Looking east in the room, there’s a good-sized window, under which I have a drafting table, which ends up serving as a desk. It also serves as another place where I tend to stack stuff. (Did I mention this is a bad idea?) To the left of that table, is my ancient sewing machine, which I love to death. They don’t make them like they used to! To the right, you can see my ironing board and a step ladder. There’s a door farther to the right (out of the picture), on the south wall, right where it joins the east wall. This leads to the back yard and a walkway to the house. (There’s also a freezer on that south wall. But we’ll just keep that between you and me. I don’t really like telling people that I share my workroom with a freezer!)

Embroidery Workroom

With the exception of the freezer and door on the south wall, both the north and the south walls are made up of floor-to-ceiling cabinets full of shelves, where (incidentally) I stack stuff. The inside of the cabinets do have some organizational structure to them.

Embroidery Workroom

I keep needlework books & magazines all in one place, for example, loosely organized according to type.

Embroidery Workroom

It does not take long for things to get a bit cluttered. This is stuff I pulled out of the cabinets in order to make a decision on one aspect of one project.

When I was growing up, when Memorial Day weekend rolled around (heralding the summer vacation), or Labor Day Weekend regretfully arrived (ending the summer vacation!), we pretty much had one thing to look forward to on the holiday. While most people enjoyed a three-day respite from work, with beginning or end-of-summer bar-b-ques and whatnot, we …. cleaned the garage.

Old habits die hard. After a summer of working out in the garworkrudio, here it is, Labor Day.

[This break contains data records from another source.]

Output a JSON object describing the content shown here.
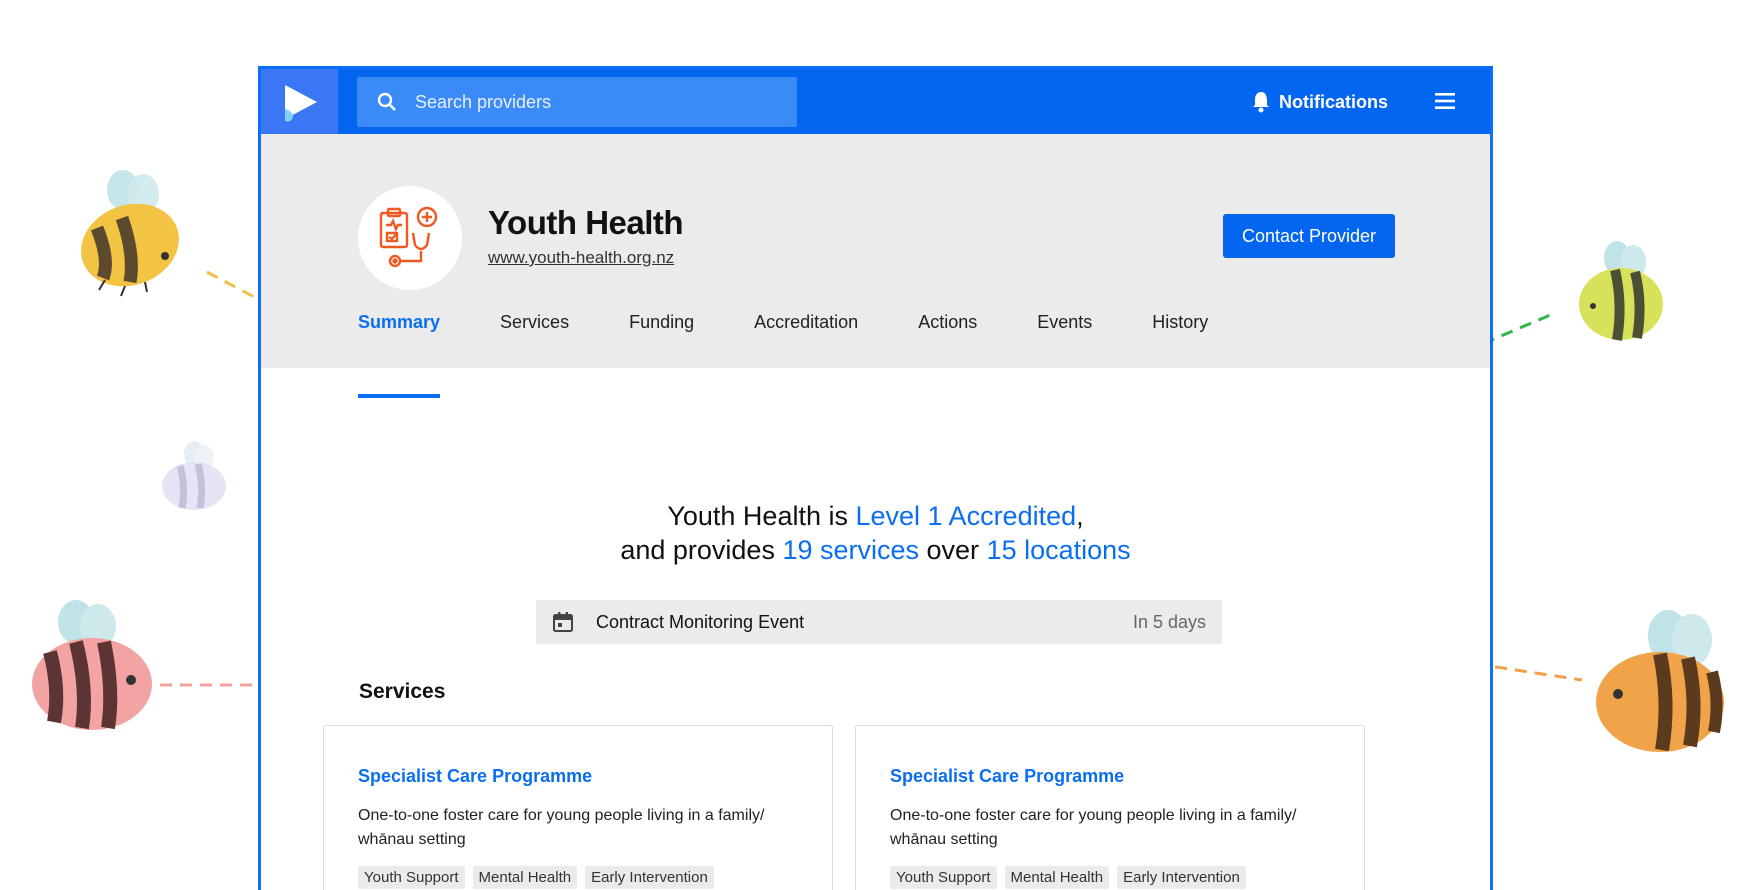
{
  "topbar": {
    "search_placeholder": "Search providers",
    "notifications_label": "Notifications"
  },
  "provider": {
    "name": "Youth Health",
    "url": "www.youth-health.org.nz",
    "contact_label": "Contact Provider"
  },
  "tabs": [
    "Summary",
    "Services",
    "Funding",
    "Accreditation",
    "Actions",
    "Events",
    "History"
  ],
  "summary": {
    "line1_prefix": "Youth Health is ",
    "accreditation": "Level 1 Accredited",
    "line1_suffix": ",",
    "line2_prefix": "and provides ",
    "services_count": "19 services",
    "line2_mid": " over ",
    "locations_count": "15 locations"
  },
  "event": {
    "title": "Contract Monitoring Event",
    "when": "In 5 days"
  },
  "services": {
    "heading": "Services",
    "cards": [
      {
        "title": "Specialist Care Programme",
        "desc": "One-to-one foster care for young people living in a family/ whānau setting",
        "tags": [
          "Youth Support",
          "Mental Health",
          "Early Intervention"
        ]
      },
      {
        "title": "Specialist Care Programme",
        "desc": "One-to-one foster care for young people living in a family/ whānau setting",
        "tags": [
          "Youth Support",
          "Mental Health",
          "Early Intervention"
        ]
      }
    ]
  },
  "colors": {
    "accent": "#0b6ef0",
    "topbar": "#0366f0",
    "header_bg": "#ebebeb"
  }
}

And what better way to celebrate than … to labor? Today, I’m doing it again – I’m cleaning the garage!

But I pretty much figure that work is what you make of it. When we were kids, one of my mom’s favorite statements was “Work is fun!” There was an age when I didn’t buy that, no matter how many times she said it. But as I got older and wiser, I realized what she really meant. Work is fun – if you make it fun. And this kind of work really IS fun!

So I’m going to go have some fun! I hope, wherever you are, whatever you’re doing today, you’re having fun, too!